In 1987, Dad and Mother moved to Messiah Village. Mother was insistent that they move there, rather than buy a house in the area. She had a sense that Dad might need the support that a place like Messiah Village could affort. And she was right. When she died unexpectedly in 1991, the Village and the people there helped my dad through that time.
But the other support that he received was marrying Verna Mae.
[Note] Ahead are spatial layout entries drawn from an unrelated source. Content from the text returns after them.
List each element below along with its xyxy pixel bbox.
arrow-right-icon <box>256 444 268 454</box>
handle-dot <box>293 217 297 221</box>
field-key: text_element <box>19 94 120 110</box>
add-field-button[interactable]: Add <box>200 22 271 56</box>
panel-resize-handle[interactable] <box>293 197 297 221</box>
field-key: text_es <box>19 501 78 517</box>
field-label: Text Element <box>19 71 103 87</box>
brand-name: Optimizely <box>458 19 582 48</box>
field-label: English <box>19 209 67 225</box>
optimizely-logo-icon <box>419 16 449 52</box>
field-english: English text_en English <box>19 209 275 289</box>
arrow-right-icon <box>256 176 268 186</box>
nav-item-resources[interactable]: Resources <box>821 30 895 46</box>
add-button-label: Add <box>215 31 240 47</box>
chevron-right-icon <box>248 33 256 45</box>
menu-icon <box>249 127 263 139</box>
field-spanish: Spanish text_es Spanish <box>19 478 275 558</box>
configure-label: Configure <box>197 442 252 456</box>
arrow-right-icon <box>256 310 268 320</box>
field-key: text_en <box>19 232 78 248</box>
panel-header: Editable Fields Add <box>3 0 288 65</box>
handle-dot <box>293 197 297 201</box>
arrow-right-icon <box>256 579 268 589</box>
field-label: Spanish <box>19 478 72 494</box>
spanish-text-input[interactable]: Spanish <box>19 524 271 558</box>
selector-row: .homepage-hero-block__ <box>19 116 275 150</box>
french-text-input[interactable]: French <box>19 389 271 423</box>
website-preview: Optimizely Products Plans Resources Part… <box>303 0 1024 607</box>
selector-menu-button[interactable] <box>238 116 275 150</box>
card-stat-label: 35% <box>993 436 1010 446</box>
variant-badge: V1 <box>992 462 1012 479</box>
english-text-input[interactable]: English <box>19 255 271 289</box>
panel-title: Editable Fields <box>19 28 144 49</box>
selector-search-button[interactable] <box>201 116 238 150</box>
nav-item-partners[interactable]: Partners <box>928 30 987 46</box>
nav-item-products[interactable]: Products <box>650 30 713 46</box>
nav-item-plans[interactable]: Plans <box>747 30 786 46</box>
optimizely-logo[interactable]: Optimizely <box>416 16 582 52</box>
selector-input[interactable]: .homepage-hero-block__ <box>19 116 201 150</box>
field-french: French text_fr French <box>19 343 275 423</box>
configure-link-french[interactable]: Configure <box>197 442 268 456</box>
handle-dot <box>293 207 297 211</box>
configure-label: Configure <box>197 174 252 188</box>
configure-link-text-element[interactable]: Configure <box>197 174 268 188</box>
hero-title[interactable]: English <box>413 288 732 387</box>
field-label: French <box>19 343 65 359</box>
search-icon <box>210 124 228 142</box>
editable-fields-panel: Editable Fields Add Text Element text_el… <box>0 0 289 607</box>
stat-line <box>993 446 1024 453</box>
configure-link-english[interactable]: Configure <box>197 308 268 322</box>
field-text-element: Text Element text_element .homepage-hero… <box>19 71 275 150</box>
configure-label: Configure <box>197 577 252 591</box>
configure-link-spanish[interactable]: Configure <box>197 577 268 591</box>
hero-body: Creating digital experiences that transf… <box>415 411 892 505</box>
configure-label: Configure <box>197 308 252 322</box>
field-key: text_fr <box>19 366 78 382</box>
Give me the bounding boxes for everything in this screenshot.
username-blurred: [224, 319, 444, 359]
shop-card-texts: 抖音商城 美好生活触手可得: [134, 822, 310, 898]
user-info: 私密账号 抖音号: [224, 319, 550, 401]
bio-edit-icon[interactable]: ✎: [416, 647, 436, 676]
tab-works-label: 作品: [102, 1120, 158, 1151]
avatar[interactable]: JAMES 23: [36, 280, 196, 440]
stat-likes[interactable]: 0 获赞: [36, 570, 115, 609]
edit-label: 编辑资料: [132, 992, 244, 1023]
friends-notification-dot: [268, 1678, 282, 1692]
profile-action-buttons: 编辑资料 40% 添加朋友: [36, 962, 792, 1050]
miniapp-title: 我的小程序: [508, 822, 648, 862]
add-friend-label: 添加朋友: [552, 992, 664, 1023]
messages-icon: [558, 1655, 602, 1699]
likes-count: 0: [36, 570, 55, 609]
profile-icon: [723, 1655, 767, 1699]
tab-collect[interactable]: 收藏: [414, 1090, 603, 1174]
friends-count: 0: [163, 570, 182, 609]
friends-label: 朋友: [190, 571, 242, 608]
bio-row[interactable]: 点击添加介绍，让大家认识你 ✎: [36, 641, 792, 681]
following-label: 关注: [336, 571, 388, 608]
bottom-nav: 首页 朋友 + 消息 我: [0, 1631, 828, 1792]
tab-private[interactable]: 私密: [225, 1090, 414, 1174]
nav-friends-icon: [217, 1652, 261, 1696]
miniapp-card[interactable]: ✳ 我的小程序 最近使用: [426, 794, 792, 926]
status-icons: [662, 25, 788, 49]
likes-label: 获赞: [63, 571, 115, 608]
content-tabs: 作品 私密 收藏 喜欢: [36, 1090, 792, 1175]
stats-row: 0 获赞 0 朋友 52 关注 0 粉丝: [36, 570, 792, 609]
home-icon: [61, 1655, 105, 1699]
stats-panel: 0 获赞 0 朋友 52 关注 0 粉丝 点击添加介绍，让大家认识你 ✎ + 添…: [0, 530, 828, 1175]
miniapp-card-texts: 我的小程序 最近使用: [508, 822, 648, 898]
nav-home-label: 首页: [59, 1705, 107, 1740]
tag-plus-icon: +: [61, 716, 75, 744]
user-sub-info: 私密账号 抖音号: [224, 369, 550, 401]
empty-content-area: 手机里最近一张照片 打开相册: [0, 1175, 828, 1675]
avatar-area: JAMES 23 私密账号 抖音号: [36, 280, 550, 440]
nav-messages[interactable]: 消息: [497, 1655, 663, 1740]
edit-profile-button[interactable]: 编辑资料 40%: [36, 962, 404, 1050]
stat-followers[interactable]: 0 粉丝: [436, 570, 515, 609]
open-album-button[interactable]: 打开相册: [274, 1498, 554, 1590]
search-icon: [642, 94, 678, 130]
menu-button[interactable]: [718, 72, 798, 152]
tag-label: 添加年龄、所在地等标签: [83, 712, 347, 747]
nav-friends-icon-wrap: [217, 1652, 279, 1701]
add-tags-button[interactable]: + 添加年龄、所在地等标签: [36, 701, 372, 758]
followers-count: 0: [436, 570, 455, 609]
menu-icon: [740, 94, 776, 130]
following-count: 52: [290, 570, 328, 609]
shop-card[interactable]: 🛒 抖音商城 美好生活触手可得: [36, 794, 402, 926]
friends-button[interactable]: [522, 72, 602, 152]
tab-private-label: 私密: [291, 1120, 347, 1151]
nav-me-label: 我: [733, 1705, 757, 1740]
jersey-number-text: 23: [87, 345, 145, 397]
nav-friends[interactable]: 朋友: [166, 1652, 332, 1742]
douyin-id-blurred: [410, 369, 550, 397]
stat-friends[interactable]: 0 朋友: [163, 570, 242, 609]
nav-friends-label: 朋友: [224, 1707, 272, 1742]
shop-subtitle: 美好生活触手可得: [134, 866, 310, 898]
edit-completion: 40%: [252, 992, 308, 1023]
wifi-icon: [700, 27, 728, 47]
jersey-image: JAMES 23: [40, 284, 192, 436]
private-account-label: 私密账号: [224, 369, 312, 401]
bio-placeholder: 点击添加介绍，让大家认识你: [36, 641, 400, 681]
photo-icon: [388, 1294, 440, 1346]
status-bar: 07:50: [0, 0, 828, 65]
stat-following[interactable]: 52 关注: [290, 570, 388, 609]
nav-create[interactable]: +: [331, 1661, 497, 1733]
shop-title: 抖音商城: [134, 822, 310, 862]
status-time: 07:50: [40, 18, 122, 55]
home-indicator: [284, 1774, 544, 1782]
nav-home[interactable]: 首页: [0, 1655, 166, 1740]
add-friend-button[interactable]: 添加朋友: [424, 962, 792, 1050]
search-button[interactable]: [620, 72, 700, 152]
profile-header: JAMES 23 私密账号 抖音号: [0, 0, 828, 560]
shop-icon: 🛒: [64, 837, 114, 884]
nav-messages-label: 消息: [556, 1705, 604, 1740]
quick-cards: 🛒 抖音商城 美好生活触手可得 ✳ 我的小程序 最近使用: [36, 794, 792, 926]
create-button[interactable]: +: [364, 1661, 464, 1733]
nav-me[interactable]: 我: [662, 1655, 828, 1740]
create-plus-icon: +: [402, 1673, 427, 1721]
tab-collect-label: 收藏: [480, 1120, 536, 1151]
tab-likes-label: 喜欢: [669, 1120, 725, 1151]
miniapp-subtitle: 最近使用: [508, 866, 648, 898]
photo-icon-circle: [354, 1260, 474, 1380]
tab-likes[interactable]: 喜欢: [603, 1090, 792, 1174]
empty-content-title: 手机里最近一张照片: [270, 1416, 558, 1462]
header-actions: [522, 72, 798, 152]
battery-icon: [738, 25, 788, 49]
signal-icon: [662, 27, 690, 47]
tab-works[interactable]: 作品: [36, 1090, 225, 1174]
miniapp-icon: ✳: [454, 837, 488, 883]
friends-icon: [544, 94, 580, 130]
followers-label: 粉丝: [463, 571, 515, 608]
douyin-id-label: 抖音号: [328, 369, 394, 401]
About two years after Mother’s death, people began suggesting women who might be “approachable.” Truth is—Dad had his own ideas. He decided on someone he had known through her work in the BinC Missions Office—Verna Mae Ressler. He told me about her as he courted her. And, one day, as he got ready to go and see her, he said—well, he wasn’t sure that she was the one, maybe he should tell her so. That evening when he got back from their “date,” he called me and said—well, we are engaged!
What a blessing Verna Mae has been. All of us in the family can attest to that.
Now, he is gone. No more stories, but many memories. Thanks be to God for his life of service.